だが、男女のカップルが密室の中で2人きり、何も起きないはずはなく───
「う、うわぁぁぁ!」
突如として、足元から地面が消えたような浮遊感がやって来て、俺達の乗るエレベーターは、13階に到着するまで落下する。
「な、何が起こってるの?」
「わからない!」
俺は、落下している最中に智恵を抱きしめて、智恵が怪我をしないようにする。
───と、中々落下は終了しない。
「あれ?」
違和感があった。外に違和感が。
本来、落下しているのであれば他の階を通るのだからその景色がほんの一瞬だが映るはずだ。だけど、エレベーターの外にあるのは暗黒。何も映っていなかったのだ。
「まさか...」
俺達が落下しているのは、地上を通り越して地下にまでやってきているようだった。いつ着地するかわからない状況で、智恵を抱きかかえつつ俺は衝撃を待つ。
───と、思っていたら。
”チーン”
そんな音がなる。
別に死亡した訳じゃない。そう、エレベーターは、まるで何事も無かったかのように制止して、少しオレンジがかった場所に俺達を降ろしたのだった。
「ここは...どこだ?」
わからない、どれだけ落下したかはわからないけど、ここは確かに地上ではないだろう。
俺達は、今地下にいる。
「とりあえず...進んでみる?」
「そう...だね」
幸い、エレベーターが着いたところが一番端だった。きっと、真っ直ぐ進めば問題ないだろう。
「行ってみるか...」
「そうだね」
俺達は、進むことを決心する。ここで止まっていても、エレベーターはもう既に動かさそうだし止まっていても時間が無駄だった。
もし、これを進んでゴールと垂直の場所だったり、逆方向へ進んでいるのならば悲劇だけれども一か八かに賭けるしかない。
俺達は、地下鉄の通路のような雰囲気が少しある、オレンジがかった光で照らされている謎の空間を進み続ける。
「ここはなんなんだろうね?」
「さぁ...でも、マスコット大先生のことだからこういう道を作っててもおかしくはないよね...」
───と、15分ほど走って見つけたのは、一つのトロッコのような乗り物だった。
「乗ってみるか?」
「うん、乗ってみよっか」
トロッコは、2人で乗ってもまだ少し余裕があったくらいなので、俺達はゆったりと幅を取って乗った。
───そして、そのトロッコは動き出す。
「線路がないからどこを走るんだろ───ッ!」
その直後、トロッコはまるで砲弾のような感じで上に飛んでいった。
「上ェェェェ?!」
俺は、道を進んでいくかと思っていたから、上空に打ち出されたことに驚いてしまう。
トロッコの形をしているのに上に動くのは反則だろう。
地球の自然法則とか、色々無視したトロッコは、そのまま遥か上空へと飛んでいき、最終的に俺達を最高層のビルの上へと運んでくれた。

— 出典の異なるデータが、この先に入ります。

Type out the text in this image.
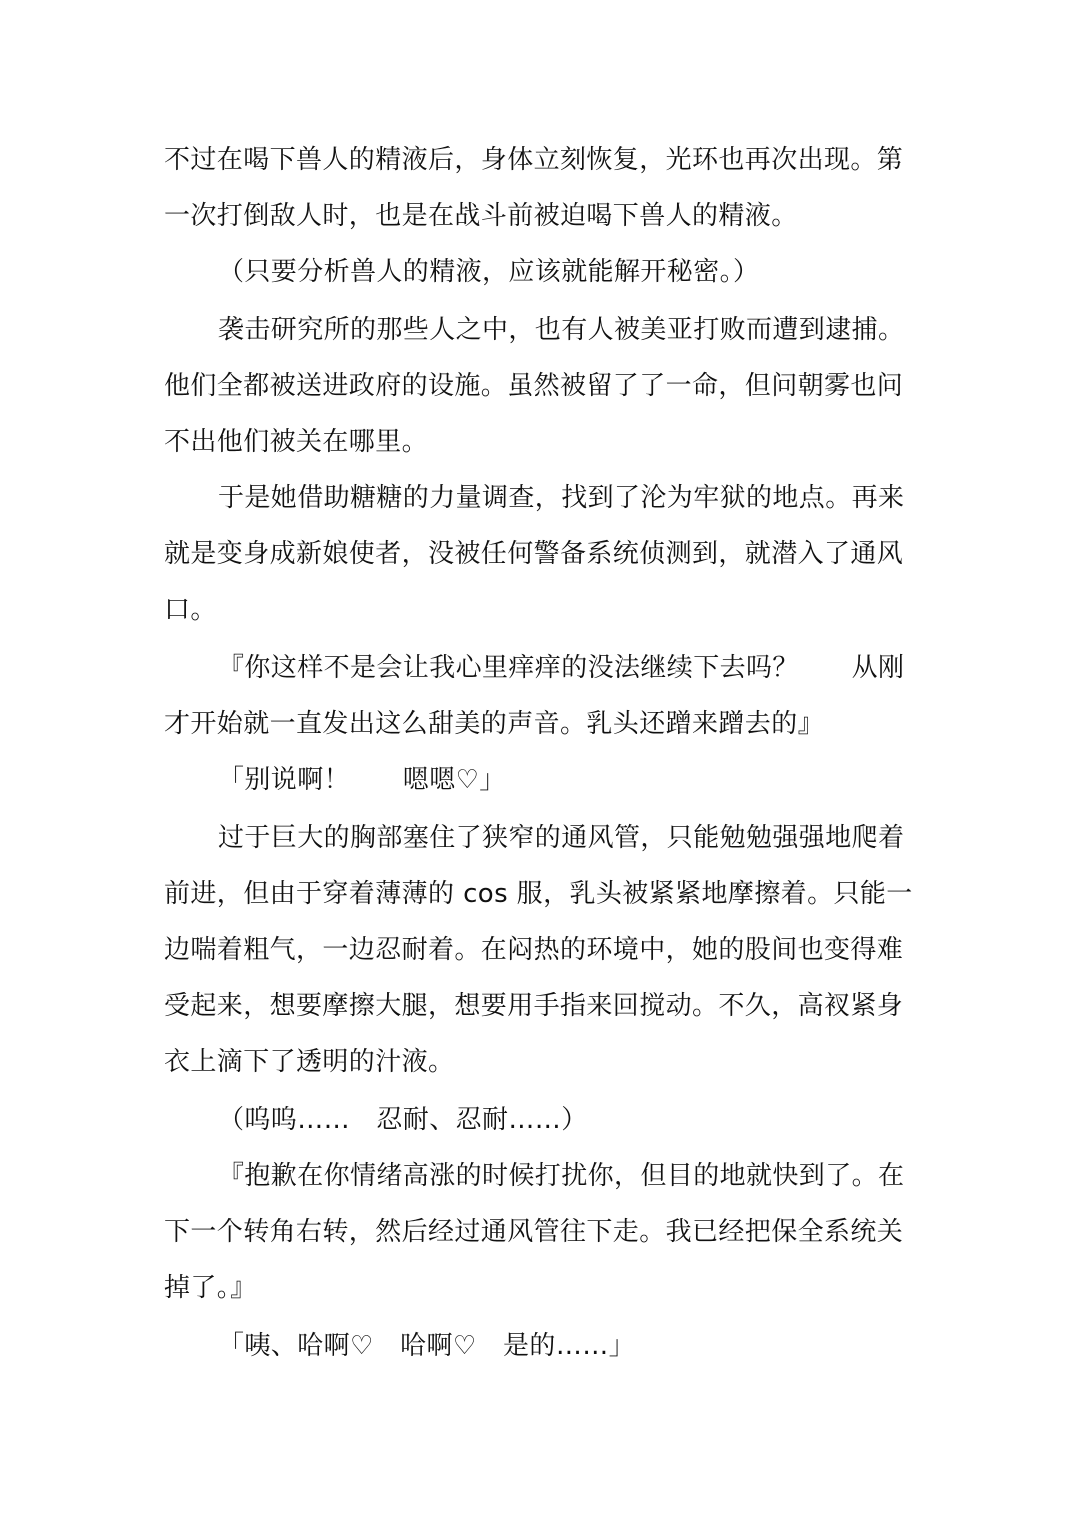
不过在喝下兽人的精液后，身体立刻恢复，光环也再次出现。第
一次打倒敌人时，也是在战斗前被迫喝下兽人的精液。
（只要分析兽人的精液，应该就能解开秘密。）
袭击研究所的那些人之中，也有人被美亚打败而遭到逮捕。
他们全都被送进政府的设施。虽然被留了了一命，但问朝雾也问
不出他们被关在哪里。
于是她借助糖糖的力量调查，找到了沦为牢狱的地点。再来
就是变身成新娘使者，没被任何警备系统侦测到，就潜入了通风
口。
『你这样不是会让我心里痒痒的没法继续下去吗？　　从刚
才开始就一直发出这么甜美的声音。乳头还蹭来蹭去的』
「别说啊！　　嗯嗯♡」
过于巨大的胸部塞住了狭窄的通风管，只能勉勉强强地爬着
前进，但由于穿着薄薄的 cos 服，乳头被紧紧地摩擦着。只能一
边喘着粗气，一边忍耐着。在闷热的环境中，她的股间也变得难
受起来，想要摩擦大腿，想要用手指来回搅动。不久，高衩紧身
衣上滴下了透明的汁液。
（呜呜……　忍耐、忍耐……）
『抱歉在你情绪高涨的时候打扰你，但目的地就快到了。在
下一个转角右转，然后经过通风管往下走。我已经把保全系统关
掉了。』
「咦、哈啊♡　哈啊♡　是的……」
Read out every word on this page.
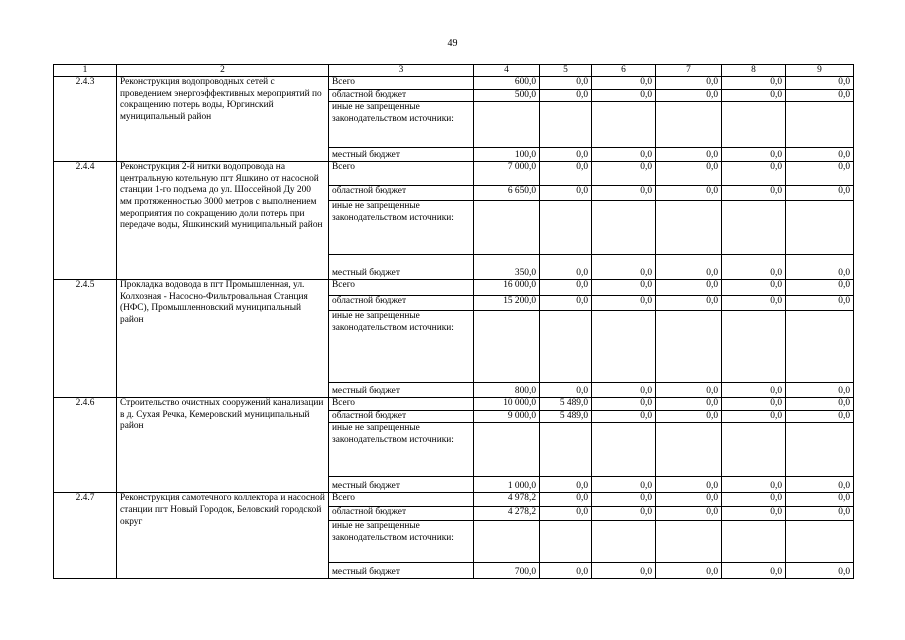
49
1	2	3	4	5	6	7	8	9
2.4.3	Реконструкция водопроводных сетей с проведением энергоэффективных мероприятий по сокращению потерь воды, Юргинский муниципальный район	Всего	600,0	0,0	0,0	0,0	0,0	0,0
		областной бюджет	500,0	0,0	0,0	0,0	0,0	0,0
		иные не запрещенные законодательством источники:						
		местный бюджет	100,0	0,0	0,0	0,0	0,0	0,0
2.4.4	Реконструкция 2-й нитки водопровода на центральную котельную пгт Яшкино от насосной станции 1-го подъема до ул. Шоссейной Ду 200 мм протяженностью 3000 метров с выполнением мероприятия по сокращению доли потерь при передаче воды, Яшкинский муниципальный район	Всего	7 000,0	0,0	0,0	0,0	0,0	0,0
		областной бюджет	6 650,0	0,0	0,0	0,0	0,0	0,0
		иные не запрещенные законодательством источники:						
		местный бюджет	350,0	0,0	0,0	0,0	0,0	0,0
2.4.5	Прокладка водовода в пгт Промышленная, ул. Колхозная - Насосно-Фильтровальная Станция (НФС), Промышленновский муниципальный район	Всего	16 000,0	0,0	0,0	0,0	0,0	0,0
		областной бюджет	15 200,0	0,0	0,0	0,0	0,0	0,0
		иные не запрещенные законодательством источники:						
		местный бюджет	800,0	0,0	0,0	0,0	0,0	0,0
2.4.6	Строительство очистных сооружений канализации в д. Сухая Речка, Кемеровский муниципальный район	Всего	10 000,0	5 489,0	0,0	0,0	0,0	0,0
		областной бюджет	9 000,0	5 489,0	0,0	0,0	0,0	0,0
		иные не запрещенные законодательством источники:						
		местный бюджет	1 000,0	0,0	0,0	0,0	0,0	0,0
2.4.7	Реконструкция самотечного коллектора и насосной станции пгт Новый Городок, Беловский городской округ	Всего	4 978,2	0,0	0,0	0,0	0,0	0,0
		областной бюджет	4 278,2	0,0	0,0	0,0	0,0	0,0
		иные не запрещенные законодательством источники:						
		местный бюджет	700,0	0,0	0,0	0,0	0,0	0,0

地上から、50───いや、60mはありそうなビルの上にあったのは、駐輪場。
「もしかして...」
今回の『ファイブアスロン』の最高高度であるこの場所から開始するのは、本家トライアスロンにも登場する競技───サイクリングなのであった。
『ファイブアスロン』第四ステージ───サイクリング。
残り距離:42.195km
残り時間:3時間ジャスト
今日の話を書くために、わざわざマンションの資料をネットで探した。